Franke R, Müller M, Wundrack N, Gilles ED, Klamt S, Kähne T, Naumann M - BMC Syst Biol (2008)

Bottom Line: As another important result, using the formalism of minimal intervention sets, phospholipase Cgamma1 (PLCgamma1) was identified as knockout target for repressing the activation of the extracellular signal regulated kinase 1/2 (ERK1/2), a signalling molecule directly linked to cell scattering in H. pylori infected cells.The model predicted only an effect on ERK1/2 for the H. pylori stimulus, but not for HGF treatment.This result could be confirmed experimentally in MDCK cells using a specific pharmacological inhibitor against PLCgamma1.

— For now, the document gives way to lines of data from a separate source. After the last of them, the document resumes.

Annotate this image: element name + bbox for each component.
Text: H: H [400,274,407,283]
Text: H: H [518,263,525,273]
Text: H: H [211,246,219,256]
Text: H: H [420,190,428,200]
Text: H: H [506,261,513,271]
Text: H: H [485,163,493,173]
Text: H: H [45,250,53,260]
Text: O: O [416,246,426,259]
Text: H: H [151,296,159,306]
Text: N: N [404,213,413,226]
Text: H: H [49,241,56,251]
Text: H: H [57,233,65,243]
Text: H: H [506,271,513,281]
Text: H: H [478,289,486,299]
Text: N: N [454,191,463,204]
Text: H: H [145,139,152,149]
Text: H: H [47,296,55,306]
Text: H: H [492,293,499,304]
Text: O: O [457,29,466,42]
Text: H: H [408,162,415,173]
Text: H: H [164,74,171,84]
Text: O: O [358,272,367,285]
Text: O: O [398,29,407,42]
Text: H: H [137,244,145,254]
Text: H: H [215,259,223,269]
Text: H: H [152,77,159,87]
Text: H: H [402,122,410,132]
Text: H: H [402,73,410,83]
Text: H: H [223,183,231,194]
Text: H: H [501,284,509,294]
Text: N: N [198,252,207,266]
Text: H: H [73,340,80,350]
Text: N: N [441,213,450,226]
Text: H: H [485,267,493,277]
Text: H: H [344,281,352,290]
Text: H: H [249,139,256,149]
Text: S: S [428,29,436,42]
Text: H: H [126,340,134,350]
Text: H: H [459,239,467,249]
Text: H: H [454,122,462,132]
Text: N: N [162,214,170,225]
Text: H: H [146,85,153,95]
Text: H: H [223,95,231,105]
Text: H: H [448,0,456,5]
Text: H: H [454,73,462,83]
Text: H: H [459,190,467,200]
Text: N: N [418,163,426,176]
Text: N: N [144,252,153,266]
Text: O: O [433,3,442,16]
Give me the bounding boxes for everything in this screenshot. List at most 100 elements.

View Article: PubMed Central - HTML - PubMed

Affiliation: Institute of Experimental Internal Medicine, Otto von Guericke University, Leipziger Str, 44, 39120 Magdeburg, Germany. Raimo.Franke@med.ovgu.de

ABSTRACT

Background: The hepatocyte growth factor (HGF) stimulates mitogenesis, motogenesis, and morphogenesis in a wide range of tissues, including epithelial cells, on binding to the receptor tyrosine kinase c-Met. Abnormal c-Met signalling contributes to tumour genesis, in particular to the development of invasive and metastatic phenotypes. The human microbial pathogen Helicobacter pylori can induce chronic gastritis, peptic ulceration and more rarely, gastric adenocarcinoma. The H. pylori effector protein cytotoxin associated gene A (CagA), which is translocated via a type IV secretion system (T4SS) into epithelial cells, intracellularly modulates the c-Met receptor and promotes cellular processes leading to cell scattering, which could contribute to the invasiveness of tumour cells. Using a logical modelling framework, the presented work aims at analysing the c-Met signal transduction network and how it is interfered by H. pylori infection, which might be of importance for tumour development.

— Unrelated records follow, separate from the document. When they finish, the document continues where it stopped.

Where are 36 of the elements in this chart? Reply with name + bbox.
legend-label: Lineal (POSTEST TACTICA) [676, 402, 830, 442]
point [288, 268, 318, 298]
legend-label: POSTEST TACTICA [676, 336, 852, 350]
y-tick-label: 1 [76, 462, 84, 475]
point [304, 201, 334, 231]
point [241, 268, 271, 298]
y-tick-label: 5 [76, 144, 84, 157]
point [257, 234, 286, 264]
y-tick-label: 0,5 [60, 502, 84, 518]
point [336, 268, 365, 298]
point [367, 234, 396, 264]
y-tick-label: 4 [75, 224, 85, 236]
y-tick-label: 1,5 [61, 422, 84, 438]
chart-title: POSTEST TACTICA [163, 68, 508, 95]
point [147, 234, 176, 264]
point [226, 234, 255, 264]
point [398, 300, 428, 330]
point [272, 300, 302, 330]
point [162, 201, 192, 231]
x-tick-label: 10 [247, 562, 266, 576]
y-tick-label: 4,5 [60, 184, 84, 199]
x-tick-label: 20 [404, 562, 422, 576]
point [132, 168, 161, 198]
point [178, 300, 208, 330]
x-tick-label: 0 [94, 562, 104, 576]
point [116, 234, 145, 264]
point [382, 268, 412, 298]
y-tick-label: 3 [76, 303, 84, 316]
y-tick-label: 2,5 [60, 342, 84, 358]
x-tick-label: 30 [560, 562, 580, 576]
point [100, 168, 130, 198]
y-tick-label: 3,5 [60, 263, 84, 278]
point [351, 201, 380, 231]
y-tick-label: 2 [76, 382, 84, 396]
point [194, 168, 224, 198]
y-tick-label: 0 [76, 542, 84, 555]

Results: A logical model of HGF and H. pylori induced c-Met signal transduction is presented in this work. The formalism of logical interaction hypergraphs (LIH) was used to construct the network model. The molecular interactions included in the model were all assembled manually based on a careful meta-analysis of published experimental results. Our model reveals the differences and commonalities of the response of the network upon HGF and H. pylori induced c-Met signalling. As another important result, using the formalism of minimal intervention sets, phospholipase Cgamma1 (PLCgamma1) was identified as knockout target for repressing the activation of the extracellular signal regulated kinase 1/2 (ERK1/2), a signalling molecule directly linked to cell scattering in H. pylori infected cells. The model predicted only an effect on ERK1/2 for the H. pylori stimulus, but not for HGF treatment. This result could be confirmed experimentally in MDCK cells using a specific pharmacological inhibitor against PLCgamma1. The in silico predictions for the knockout of two other network components were also verified experimentally.

Conclusion: This work represents one of the first approaches in the direction of host-pathogen systems biology aiming at deciphering signalling changes brought about by pathogenic bacteria. The suitability of our network model is demonstrated by an in silico prediction of a relevant target against pathogen infection.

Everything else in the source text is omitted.